How is this connected? It’s in the reliance on mechanics. Like character background, investigation is one of those things that suffers when it becomes too crunchy. And yet, if you don’t have rules around it, it leads to the same kind of imbalance. While I maintain that the latter is only a problem if you make it one, I still see the temptation for clear rules for things like investigation (and background). Michael does an admirable job of creating a system that allows for non-game-breakingly rewarding investigation–even if I shudder a bit at a GM not telling her players what skills they are using for a particular check.

Still, at the end of the day, my solution is to put player-driven-story and crunchitude on inverse continuums (continua?) If your desire for a solid and limited set of rules for solving mysteries is high, fine. Play a game with random character generation where backstory doesn’t matter as much, and embrace the nature of the game. And if you like your characters doing things in character, toss skills out the window and give them an investigation scene where failure (even failure they know about) still leads to interesting adventure.

Links:

Monsters Don’t Kill Stories; DMs Kill Stories

The Id DM (by the way, congrats on Stuffer Shack ‘Site of the Year’!) posts a refreshingly vulnerable article on running a bad gaming session. He speaks of plots that go on way too long, and how the party loses steam from level one to–in his case–level 14!

I certainly appreciate his thoughts on creating shorter story lines that can be resolved in a few sessions. However, I’d push on the notion that every abnormal thing needs resolving quickly. After all, in a world of monsters and magic, we expect some pretty long-lasting abnormalities!

He specifically describes a situation where dopplegangers have replaced high-ranking officials, and laments that players discovered this at level 1 and it isn’t resolved at level 14. This can be OK! The key, in my mind, is to set expectations and character limitations early. To illustrate, as I mentioned, magic is a reality in these sorts of games. Players know it at first level. And guess what–even though “magic” is not the norm in our world, no one interprets their goal to “undo” magic in the world!

If you need a long-lasting “dopplegangers have replaced our leaders” arc, integrate it as deeply into your campaign as you have magic. Let your players find out, and refrain from setting the expectation that they can do anything about it. Make the political structure powerful and inaccessible to low-level characters, and create a world where accusations against the establishment are met with charges of harmless lunacy or punishable treason.

Heck, kick off the campaign with a well-known and powerful “retired adventurer” who publicly levels these accusations. The established leadership swiftly orchestrates a situation where this adventurer is made to look like he is actually the doppleganger (perhaps with the aid of a well-placed baleful polymorph), and he is arrested and executed for crimes against the crown.

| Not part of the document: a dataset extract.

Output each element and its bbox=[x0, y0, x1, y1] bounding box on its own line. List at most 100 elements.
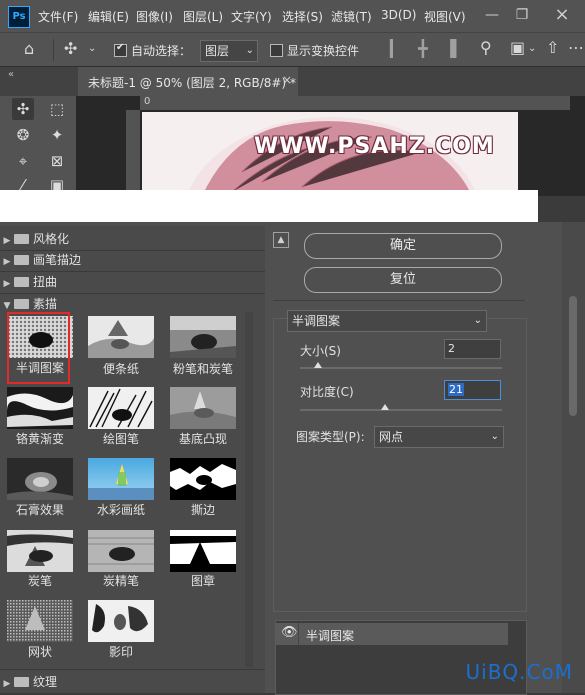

Make the start of the campaign focused on upholding the old values of the city. Create short arcs with their own focus: levels 1-3 can be smuggling the family of the deceased retired adventurer out of the kingdom for their own safety. Levels 4-6 might be a wholly unrelated adventure that only serves the purpose of getting them back to the city. Levels 7-9 might actually feature the adventurers being hired by the dopplegangers, who “know they know” and need their services in a tense deal. These short arcs can continue for long periods of time, and the players might actually be surprised when, at a high level, they’re afforded the opportunity to overthrow the government.